Defining the routes of di/tri-peptide uptake in Staphylococcus aureus

Peptides available in biological niches inhabited by the human pathogen Staphylococcus aureus serve as a rich source of amino acids required for growth and successful host colonisation. Uptake of peptides by S. aureus involves at least two transport systems: the POT family di/tripeptide permease DtpT and the oligopeptide ABC transporter Opp3. Previously, genetic screening approaches revealed that dtpT contributes toward bacterial fitness in vivo, but further functional characterisation of the DtpT transporter protein (i.e. in regard to substrate range and physiological roles) remains limited.

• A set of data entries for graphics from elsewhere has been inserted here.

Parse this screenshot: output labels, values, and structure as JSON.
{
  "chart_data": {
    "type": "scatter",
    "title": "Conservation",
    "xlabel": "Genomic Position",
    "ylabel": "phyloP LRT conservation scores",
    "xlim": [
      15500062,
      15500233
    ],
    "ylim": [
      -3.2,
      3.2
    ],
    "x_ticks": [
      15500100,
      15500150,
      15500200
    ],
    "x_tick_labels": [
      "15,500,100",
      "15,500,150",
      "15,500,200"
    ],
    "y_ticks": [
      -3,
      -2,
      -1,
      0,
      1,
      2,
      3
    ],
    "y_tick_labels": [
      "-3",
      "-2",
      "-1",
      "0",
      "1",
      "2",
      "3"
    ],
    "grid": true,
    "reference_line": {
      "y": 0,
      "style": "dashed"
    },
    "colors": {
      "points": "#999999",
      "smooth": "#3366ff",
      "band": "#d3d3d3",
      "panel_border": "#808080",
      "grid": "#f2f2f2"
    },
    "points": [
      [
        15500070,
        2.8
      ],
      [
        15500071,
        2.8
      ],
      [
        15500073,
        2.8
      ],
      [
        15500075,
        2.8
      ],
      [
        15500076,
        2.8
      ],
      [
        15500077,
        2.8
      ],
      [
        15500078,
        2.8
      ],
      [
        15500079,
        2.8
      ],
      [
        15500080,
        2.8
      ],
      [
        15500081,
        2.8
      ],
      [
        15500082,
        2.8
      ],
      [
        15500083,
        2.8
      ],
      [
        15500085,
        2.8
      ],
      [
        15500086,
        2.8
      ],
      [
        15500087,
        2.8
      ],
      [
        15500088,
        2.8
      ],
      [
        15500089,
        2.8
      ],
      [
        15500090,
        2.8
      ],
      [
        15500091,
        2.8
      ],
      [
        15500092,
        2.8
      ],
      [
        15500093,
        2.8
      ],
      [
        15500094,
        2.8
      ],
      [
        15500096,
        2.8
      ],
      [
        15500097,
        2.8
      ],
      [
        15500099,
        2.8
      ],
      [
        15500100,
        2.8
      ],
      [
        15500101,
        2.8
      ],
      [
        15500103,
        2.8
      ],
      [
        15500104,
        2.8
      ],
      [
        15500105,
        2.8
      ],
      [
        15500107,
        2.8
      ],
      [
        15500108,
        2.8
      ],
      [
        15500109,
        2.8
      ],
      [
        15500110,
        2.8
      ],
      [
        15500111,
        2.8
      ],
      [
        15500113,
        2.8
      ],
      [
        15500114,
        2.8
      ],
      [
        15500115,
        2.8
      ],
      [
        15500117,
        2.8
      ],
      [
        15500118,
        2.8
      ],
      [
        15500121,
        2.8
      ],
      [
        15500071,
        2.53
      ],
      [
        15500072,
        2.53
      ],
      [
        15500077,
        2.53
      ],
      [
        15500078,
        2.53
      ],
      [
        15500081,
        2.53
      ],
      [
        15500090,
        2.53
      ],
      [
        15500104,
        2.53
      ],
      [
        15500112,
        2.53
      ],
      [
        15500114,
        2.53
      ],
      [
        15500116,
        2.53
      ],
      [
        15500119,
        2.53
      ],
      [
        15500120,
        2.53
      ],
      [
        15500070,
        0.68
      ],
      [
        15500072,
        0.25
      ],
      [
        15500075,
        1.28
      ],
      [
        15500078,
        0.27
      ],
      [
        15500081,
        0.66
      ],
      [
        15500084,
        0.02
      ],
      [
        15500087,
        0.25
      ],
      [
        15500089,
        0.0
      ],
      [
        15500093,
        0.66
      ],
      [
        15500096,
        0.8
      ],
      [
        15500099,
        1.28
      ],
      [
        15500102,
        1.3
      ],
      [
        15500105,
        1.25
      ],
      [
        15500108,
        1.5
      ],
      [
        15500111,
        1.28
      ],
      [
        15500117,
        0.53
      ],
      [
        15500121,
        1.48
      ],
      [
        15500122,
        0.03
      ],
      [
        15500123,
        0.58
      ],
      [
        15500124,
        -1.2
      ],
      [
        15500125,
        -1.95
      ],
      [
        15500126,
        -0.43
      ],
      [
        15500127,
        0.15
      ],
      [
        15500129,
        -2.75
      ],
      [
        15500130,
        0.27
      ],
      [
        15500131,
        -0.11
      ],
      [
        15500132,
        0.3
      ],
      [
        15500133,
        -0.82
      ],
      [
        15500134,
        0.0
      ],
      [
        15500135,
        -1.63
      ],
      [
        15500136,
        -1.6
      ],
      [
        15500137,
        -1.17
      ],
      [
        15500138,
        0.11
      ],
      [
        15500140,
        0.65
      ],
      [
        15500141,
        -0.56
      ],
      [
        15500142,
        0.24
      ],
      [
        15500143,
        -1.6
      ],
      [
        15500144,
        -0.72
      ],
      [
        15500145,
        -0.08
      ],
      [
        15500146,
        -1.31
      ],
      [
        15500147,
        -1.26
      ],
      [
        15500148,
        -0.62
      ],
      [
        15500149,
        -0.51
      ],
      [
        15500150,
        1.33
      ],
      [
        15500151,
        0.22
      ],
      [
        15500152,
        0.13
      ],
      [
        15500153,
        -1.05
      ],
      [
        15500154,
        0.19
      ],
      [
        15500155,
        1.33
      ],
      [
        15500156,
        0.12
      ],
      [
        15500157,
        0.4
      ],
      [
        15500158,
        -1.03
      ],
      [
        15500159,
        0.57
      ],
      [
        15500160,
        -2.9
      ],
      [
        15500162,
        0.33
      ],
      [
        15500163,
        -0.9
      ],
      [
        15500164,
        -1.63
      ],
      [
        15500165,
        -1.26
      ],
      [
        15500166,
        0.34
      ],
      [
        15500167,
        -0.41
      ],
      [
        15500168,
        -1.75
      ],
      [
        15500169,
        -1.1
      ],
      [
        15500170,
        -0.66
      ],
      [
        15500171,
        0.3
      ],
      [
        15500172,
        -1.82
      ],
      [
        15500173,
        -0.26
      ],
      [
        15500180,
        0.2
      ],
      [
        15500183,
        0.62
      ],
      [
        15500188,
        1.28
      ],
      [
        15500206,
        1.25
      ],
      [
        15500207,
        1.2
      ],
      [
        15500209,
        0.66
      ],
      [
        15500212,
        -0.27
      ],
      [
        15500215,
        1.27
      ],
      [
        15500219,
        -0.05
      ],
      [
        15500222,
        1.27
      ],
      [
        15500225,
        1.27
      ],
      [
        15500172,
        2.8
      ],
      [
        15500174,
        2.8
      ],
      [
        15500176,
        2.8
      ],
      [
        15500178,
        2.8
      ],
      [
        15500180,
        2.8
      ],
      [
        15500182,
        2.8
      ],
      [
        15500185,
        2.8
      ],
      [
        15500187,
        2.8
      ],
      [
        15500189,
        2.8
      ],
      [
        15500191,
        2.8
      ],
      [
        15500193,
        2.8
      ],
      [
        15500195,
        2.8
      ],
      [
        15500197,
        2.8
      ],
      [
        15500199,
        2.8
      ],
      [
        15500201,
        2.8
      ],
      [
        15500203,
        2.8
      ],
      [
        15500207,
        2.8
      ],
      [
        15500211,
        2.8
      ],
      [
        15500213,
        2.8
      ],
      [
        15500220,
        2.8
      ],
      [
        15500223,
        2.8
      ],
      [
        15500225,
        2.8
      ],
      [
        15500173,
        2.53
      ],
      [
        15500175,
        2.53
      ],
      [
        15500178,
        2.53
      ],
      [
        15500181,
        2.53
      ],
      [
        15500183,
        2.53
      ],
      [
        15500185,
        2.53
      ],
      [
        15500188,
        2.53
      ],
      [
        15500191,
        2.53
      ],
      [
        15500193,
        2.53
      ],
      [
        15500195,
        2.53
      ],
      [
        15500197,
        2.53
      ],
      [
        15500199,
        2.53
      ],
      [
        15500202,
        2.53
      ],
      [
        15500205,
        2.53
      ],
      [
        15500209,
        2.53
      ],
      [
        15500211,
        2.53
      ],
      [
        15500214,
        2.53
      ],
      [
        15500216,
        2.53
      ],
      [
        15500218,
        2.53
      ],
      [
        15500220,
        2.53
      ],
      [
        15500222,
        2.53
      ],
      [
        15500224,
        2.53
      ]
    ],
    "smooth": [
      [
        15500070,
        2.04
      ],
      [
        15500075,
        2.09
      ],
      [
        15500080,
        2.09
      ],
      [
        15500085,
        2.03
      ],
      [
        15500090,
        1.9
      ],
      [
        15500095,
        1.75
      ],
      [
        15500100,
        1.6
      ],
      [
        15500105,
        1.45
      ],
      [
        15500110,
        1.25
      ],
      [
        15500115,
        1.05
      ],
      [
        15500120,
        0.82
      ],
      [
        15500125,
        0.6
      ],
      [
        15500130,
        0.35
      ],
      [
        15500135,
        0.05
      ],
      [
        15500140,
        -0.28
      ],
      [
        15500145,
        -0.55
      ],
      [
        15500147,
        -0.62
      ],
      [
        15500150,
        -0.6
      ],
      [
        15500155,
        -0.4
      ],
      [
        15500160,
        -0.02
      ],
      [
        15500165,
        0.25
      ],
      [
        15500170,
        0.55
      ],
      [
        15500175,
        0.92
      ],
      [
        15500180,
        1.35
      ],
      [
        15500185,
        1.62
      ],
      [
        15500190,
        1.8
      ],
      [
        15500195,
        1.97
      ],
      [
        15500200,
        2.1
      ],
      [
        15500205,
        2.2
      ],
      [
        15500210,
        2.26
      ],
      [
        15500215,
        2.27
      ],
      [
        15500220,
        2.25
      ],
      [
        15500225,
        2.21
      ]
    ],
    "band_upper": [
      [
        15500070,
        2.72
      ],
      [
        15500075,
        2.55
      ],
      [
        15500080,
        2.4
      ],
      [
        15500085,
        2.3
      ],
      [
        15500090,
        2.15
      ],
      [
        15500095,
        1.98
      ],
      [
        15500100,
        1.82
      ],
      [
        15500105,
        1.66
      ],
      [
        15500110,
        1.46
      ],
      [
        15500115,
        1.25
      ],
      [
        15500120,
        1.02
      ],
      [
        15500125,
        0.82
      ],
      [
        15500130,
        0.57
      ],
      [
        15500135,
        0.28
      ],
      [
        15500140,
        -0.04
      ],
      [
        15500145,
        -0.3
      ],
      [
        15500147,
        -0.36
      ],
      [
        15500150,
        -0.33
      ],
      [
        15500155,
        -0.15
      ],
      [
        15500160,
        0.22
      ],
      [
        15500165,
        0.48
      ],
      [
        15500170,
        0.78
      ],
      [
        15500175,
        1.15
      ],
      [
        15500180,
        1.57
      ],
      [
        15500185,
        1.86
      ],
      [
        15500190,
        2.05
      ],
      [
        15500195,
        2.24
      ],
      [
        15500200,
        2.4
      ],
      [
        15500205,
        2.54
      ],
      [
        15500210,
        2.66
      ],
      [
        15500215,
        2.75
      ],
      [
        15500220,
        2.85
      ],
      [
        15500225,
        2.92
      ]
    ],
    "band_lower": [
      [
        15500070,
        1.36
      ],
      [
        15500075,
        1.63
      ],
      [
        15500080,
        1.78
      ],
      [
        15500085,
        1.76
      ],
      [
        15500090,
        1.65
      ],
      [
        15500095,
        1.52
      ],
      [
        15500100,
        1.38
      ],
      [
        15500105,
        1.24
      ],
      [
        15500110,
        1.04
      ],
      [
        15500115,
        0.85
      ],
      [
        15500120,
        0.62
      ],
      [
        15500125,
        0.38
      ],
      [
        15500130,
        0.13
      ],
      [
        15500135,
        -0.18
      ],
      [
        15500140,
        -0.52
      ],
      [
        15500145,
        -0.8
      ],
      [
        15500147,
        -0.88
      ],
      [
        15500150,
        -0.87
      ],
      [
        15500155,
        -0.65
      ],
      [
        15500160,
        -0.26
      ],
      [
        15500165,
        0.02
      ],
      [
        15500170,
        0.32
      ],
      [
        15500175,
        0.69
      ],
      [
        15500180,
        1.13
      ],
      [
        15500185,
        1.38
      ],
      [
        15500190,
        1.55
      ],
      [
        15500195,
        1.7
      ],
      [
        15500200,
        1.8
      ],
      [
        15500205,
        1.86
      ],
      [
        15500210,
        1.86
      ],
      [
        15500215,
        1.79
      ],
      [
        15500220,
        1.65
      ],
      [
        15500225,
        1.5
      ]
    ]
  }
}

In this thesis, the individual and combined functions of DtpT and Opp3 in enabling utilisation of 282 di/tripeptides are studied using a high-throughput phenotypic screen. This approach reveals that many peptides can be utilised via either transporter, though DtpT appears to be the primary route of uptake for dipeptides. Intriguingly, a clear preference is observed for Asp/Glu-containing peptides among putative DtpT substrates. To measure DtpT-mediated peptide transport directly, the protein was purified and reconstituted into proteoliposomes. Active transport of diverse diand tripeptides was demonstrated using this approach, supporting the conclusions of the phenotypic screen. During this in vitro analysis, DtpT was also found to transport the biologically prevalent tripeptide metabolite reduced glutathione (GSH). In the absence of the known glutathione transporter – Gis – the dtpT gene is essential for growth when GSH is supplied as the sole sulphur source, identifying DtpT as the predicted second GSH uptake system of S. aureus. Site-directed mutagenesis of the predicted ligand binding site of DtpT suggests GSH binds the protein vertically, in a similar conformation to that observed for S-Cys-Gly-3M3SH binding in the homologous POT protein PepTSh. Finally, GSH transport is revealed to be required by S. aureus for complete fitness during in vitro macrophage infection experiments, revealing a potential new role for GSH uptake in orchestrating host-pathogen interactions in these infections. Together, these data reveal important new functions for DtpT, both in the utilisation of diverse peptides for growth but also providing the first clues toward a distinct role of glutathione transporters during intracellular infection.